The significance of the events at Beaumont-Hamel on the first day of the Battle of the Somme was perhaps most strongly felt by the Dominion of Newfoundland, as it was the first great conflict experienced by that dominion. Newfoundland was left with a sense of loss that marked an entire generation. The effects on the post-war generation were compounded by chronic financial problems caused both by Newfoundland's large debt from the war, and a prolonged post-war economic recession due to a decline in the fisheries.
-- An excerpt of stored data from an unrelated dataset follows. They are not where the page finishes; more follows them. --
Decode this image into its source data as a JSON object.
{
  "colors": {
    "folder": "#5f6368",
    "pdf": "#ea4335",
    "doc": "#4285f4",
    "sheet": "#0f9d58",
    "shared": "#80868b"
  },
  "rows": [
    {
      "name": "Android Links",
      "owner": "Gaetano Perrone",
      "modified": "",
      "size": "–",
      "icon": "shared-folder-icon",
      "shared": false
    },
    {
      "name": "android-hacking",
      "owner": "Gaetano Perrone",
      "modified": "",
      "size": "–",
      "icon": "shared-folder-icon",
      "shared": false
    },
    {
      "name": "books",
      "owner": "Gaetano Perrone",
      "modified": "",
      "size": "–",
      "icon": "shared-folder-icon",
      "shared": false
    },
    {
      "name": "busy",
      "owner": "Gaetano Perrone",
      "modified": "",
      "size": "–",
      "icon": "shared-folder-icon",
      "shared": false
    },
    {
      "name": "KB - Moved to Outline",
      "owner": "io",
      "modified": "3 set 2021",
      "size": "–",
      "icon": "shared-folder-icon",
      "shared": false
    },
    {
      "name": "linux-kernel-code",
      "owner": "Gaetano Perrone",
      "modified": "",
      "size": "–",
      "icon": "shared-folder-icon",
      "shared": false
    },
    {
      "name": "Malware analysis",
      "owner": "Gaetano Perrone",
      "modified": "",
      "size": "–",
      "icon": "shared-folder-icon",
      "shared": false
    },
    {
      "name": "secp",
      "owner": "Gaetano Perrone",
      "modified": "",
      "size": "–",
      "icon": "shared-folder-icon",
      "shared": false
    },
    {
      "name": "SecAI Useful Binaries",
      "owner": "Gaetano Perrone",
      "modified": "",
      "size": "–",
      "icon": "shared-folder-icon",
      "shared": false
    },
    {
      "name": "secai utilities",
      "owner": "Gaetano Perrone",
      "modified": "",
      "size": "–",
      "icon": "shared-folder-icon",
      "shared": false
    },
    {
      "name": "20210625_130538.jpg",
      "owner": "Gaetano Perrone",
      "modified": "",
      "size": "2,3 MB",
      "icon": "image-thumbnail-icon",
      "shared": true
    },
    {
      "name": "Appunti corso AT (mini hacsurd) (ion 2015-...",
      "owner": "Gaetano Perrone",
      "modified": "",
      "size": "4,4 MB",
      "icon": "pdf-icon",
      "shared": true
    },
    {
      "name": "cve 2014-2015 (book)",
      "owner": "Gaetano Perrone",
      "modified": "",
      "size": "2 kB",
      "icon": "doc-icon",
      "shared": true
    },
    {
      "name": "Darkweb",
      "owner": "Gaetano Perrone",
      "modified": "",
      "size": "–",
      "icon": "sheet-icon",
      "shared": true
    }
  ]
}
Lasting impressions of the war experience are ever-prevalent on the island. In Canada, 1 July is celebrated as Canada Day, in recognition of Canadian confederation. In the Canadian province of Newfoundland and Labrador the date is Memorial Day, in remembrance of the Newfoundland Regiment's losses at Beaumont-Hamel. Memorial University College, now Memorial University of Newfoundland, was originally established as a memorial to Newfoundlanders who had lost their lives in active service during the First World War. Lastly, the seven caribou memorials and the National War Memorial erected following the First World War, and the establishment of the preserved battlefield park at Beaumont-Hamel which is visited by thousands of tourists a year. The Beaumont-Hamel Newfoundland Memorial site also serves an informal ambassadorial function, educating visitors not only about the experience of the Newfoundland Regiment but also regarding the history of the island.